Da Umwandlungen von einem Neutrinotyp in den anderen extrem selten sind, dauerte es drei Jahre und Milliarden von Muon-Neutrinos, bis die Physiker des OPERA-Projekts endlich einem solchen Typwechsel auf die Spur kamen. Indiz dafür war ein charakteristischer Knick in der Teilchenspur des Detektors in Gran Sasso, der auf die Reaktion eines Tau-Neutrinos mit dem Blei-Target und den Zerfall des dabei entstehenden Tau-Teilchens hindeutete. „Das OPERA Experiment hat sein erstes Ziel erreicht: Die Detektion eines Tau-Neutrinos, das aus der Transformation eines Muon-Neutrinos während der Reise von Genf nach Gran Sasso entstanden ist“, erklärt Lucia Votano, Direktor der Gran Sasso Laboratorien.

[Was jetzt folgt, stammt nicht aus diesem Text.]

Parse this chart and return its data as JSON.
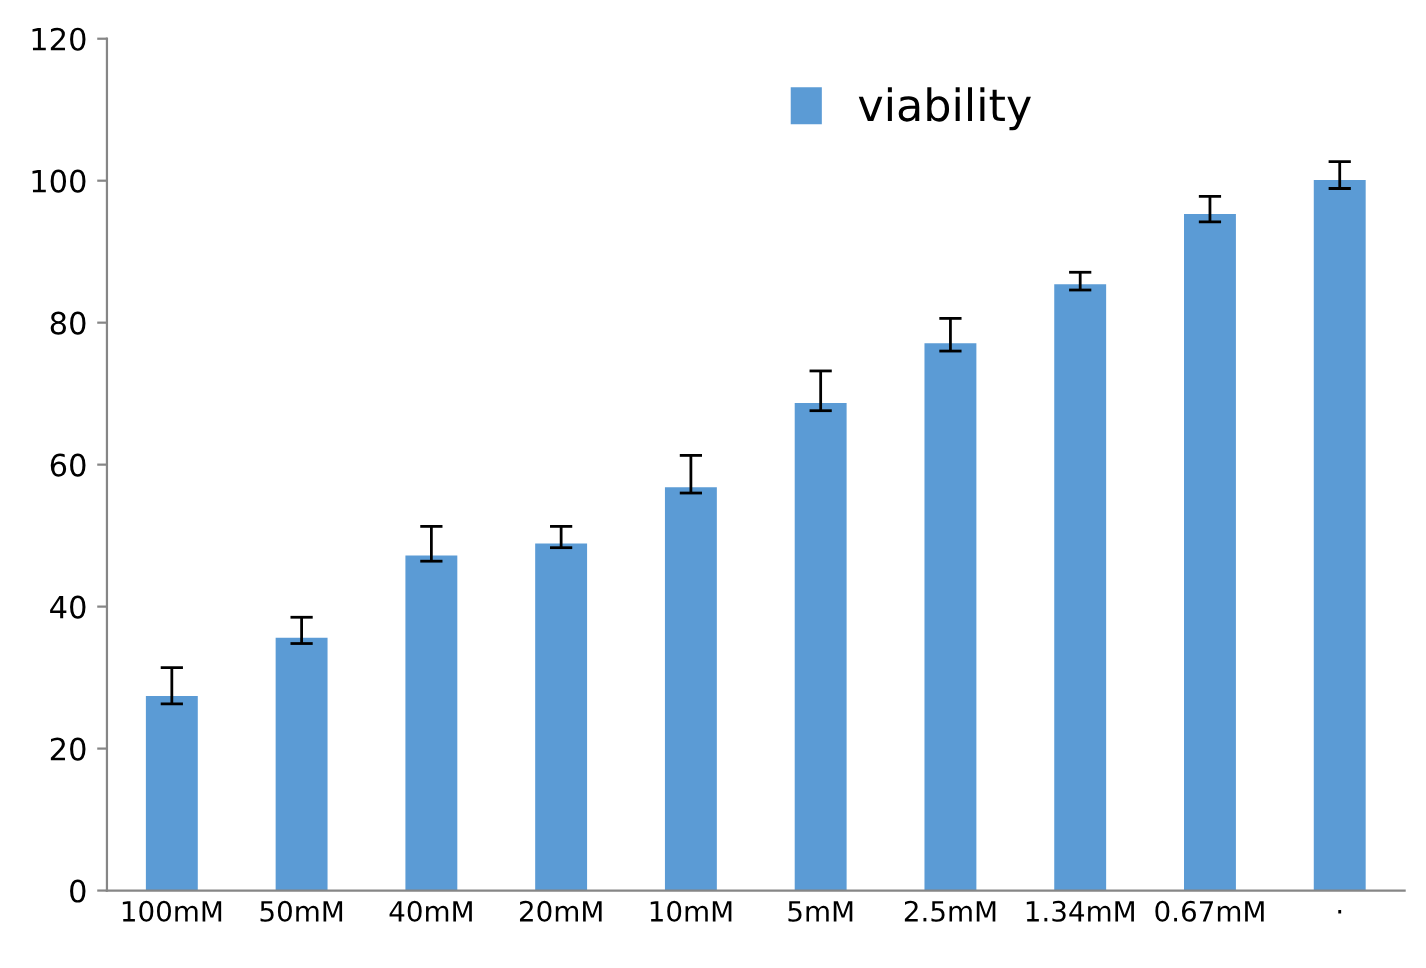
{
  "chart_data": {
    "type": "bar",
    "categories": [
      "100mM",
      "50mM",
      "40mM",
      "20mM",
      "10mM",
      "5mM",
      "2.5mM",
      "1.34mM",
      "0.67mM",
      "·"
    ],
    "series": [
      {
        "name": "viability",
        "color": "#5b9bd5",
        "values": [
          27.4,
          35.6,
          47.2,
          48.9,
          56.8,
          68.7,
          77.1,
          85.4,
          95.3,
          100.1
        ],
        "errors": [
          [
            26.3,
            31.4
          ],
          [
            34.8,
            38.5
          ],
          [
            46.4,
            51.3
          ],
          [
            48.3,
            51.3
          ],
          [
            56.0,
            61.3
          ],
          [
            67.6,
            73.2
          ],
          [
            76.0,
            80.6
          ],
          [
            84.6,
            87.1
          ],
          [
            94.2,
            97.8
          ],
          [
            98.9,
            102.7
          ]
        ]
      }
    ],
    "ylim": [
      0,
      120
    ],
    "yticks": [
      0,
      20,
      40,
      60,
      80,
      100,
      120
    ],
    "grid": false,
    "legend": "top"
  }
}
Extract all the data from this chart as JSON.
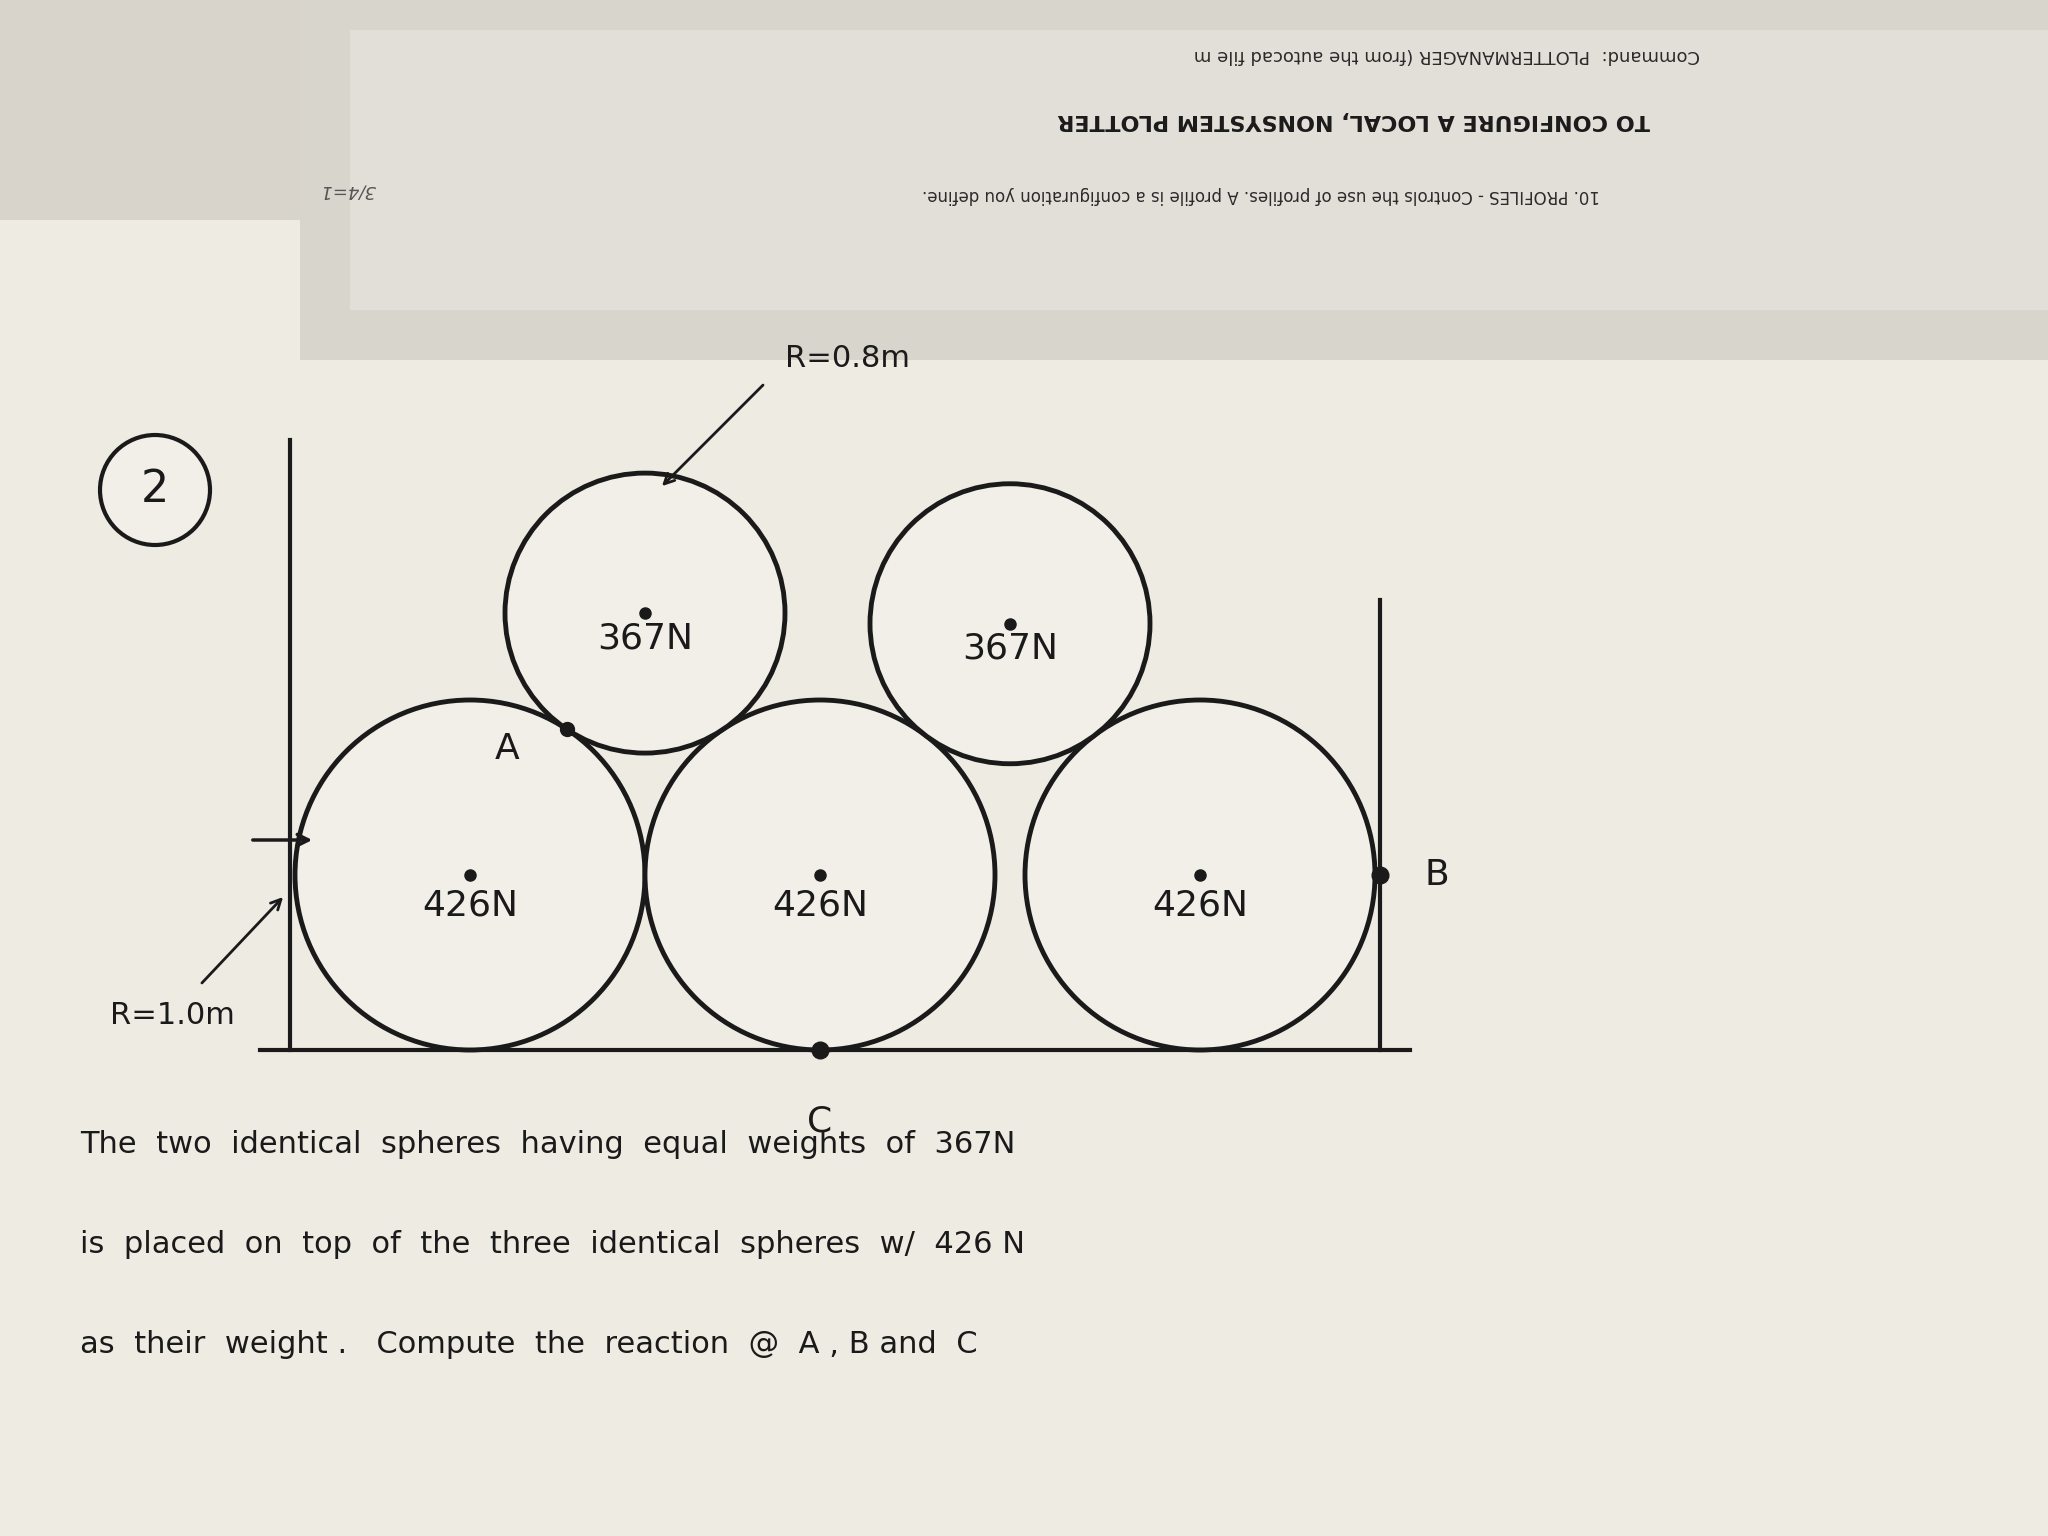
{
  "bg_color": "#d8d4cc",
  "paper_color": "#eeebe3",
  "overlay_color": "#e8e5de",
  "title_top1": "Command:  PLOTTERMANAGER (from the autocad file m",
  "title_top2": "TO CONFIGURE A LOCAL, NONSYSTEM PLOTTER",
  "title_top3": "10. PROFILES - Controls the use of profiles. A profile is a configuration you define.",
  "problem_number": "2",
  "radius_small_label": "R=0.8m",
  "radius_large_label": "R=1.0m",
  "weight_small": "367N",
  "weight_large": "426N",
  "label_A": "A",
  "label_B": "B",
  "label_C": "C",
  "bottom_text_line1": "The  two  identical  spheres  having  equal  weights  of  367N",
  "bottom_text_line2": "is  placed  on  top  of  the  three  identical  spheres  w/  426 N",
  "bottom_text_line3": "as  their  weight .   Compute  the  reaction  @  A , B and  C",
  "sphere_color": "#f2efe8",
  "sphere_edge_color": "#1a1a1a",
  "line_width": 3.0,
  "text_color": "#1a1a1a"
}
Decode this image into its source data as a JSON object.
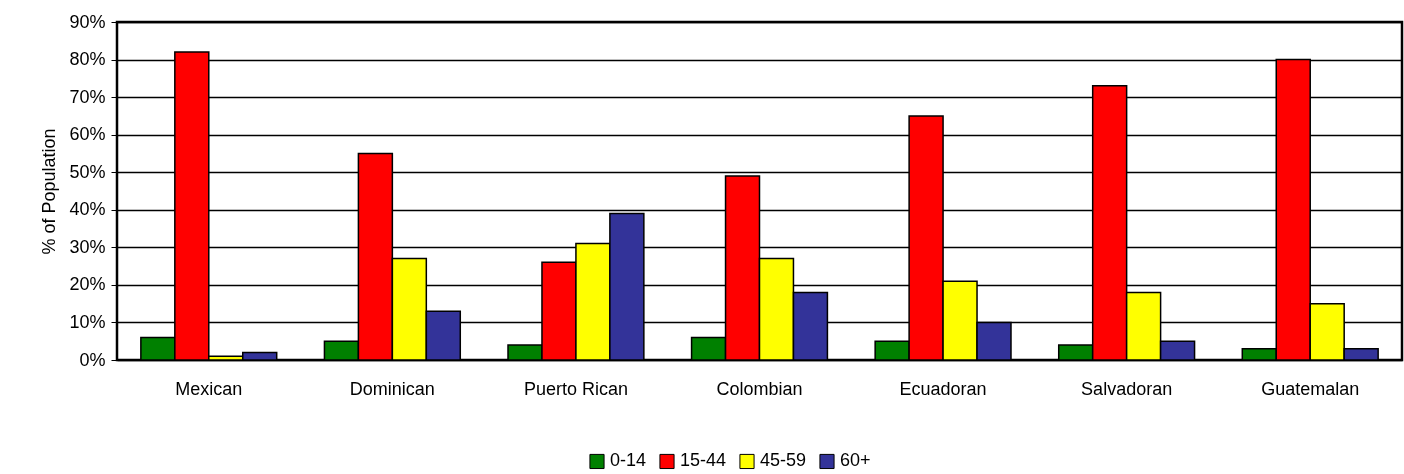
{
  "chart_data": {
    "type": "bar",
    "ylabel": "% of Population",
    "categories": [
      "Mexican",
      "Dominican",
      "Puerto Rican",
      "Colombian",
      "Ecuadoran",
      "Salvadoran",
      "Guatemalan"
    ],
    "series": [
      {
        "name": "0-14",
        "color": "#008000",
        "values": [
          6,
          5,
          4,
          6,
          5,
          4,
          3
        ]
      },
      {
        "name": "15-44",
        "color": "#ff0000",
        "values": [
          82,
          55,
          26,
          49,
          65,
          73,
          80
        ]
      },
      {
        "name": "45-59",
        "color": "#ffff00",
        "values": [
          1,
          27,
          31,
          27,
          21,
          18,
          15
        ]
      },
      {
        "name": "60+",
        "color": "#333399",
        "values": [
          2,
          13,
          39,
          18,
          10,
          5,
          3
        ]
      }
    ],
    "ylim": [
      0,
      90
    ],
    "yticks": [
      {
        "value": 0,
        "label": "0%"
      },
      {
        "value": 10,
        "label": "10%"
      },
      {
        "value": 20,
        "label": "20%"
      },
      {
        "value": 30,
        "label": "30%"
      },
      {
        "value": 40,
        "label": "40%"
      },
      {
        "value": 50,
        "label": "50%"
      },
      {
        "value": 60,
        "label": "60%"
      },
      {
        "value": 70,
        "label": "70%"
      },
      {
        "value": 80,
        "label": "80%"
      },
      {
        "value": 90,
        "label": "90%"
      }
    ],
    "grid": "y",
    "legend": "bottom"
  }
}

Standardmodell ist unvollständig

Der Nachweis der Neutrino-Oszillation hat allerdings erhebliche Auswirkungen auf das Grundverständnis der Physik. Denn nach dem Standardmodell der Physik sollten Neutrinos eigentlich keine Masse besitzen. Voraussetzung für die Oszillation ist jedoch laut Theorie unbedingt eine Masse ungleich Null. Folglich ist das Standardmodell in diesem Punkt offenbar unvollständig. Nach Ansicht der Forscher wäre eine Erklärungsmöglichkeit für diese Diskrepanzen, dass es noch andere, bisher nicht nachgewiesene Typen von Neutrinos gibt, die unter anderem im Zusammenhang mit der Dunklen Materie stehen könnten.

„Dies ist ein wichtiger Schritt für die Neutrino-Physik”, erklärt Rolf Heuer, Generaldirektor des CERN. „Wir sind alle gespannt auf die neuen physikalischen Erkenntnisse, die diesem Ergebnis folgen werden.“

(CERN, 01.06.2010 – NPO)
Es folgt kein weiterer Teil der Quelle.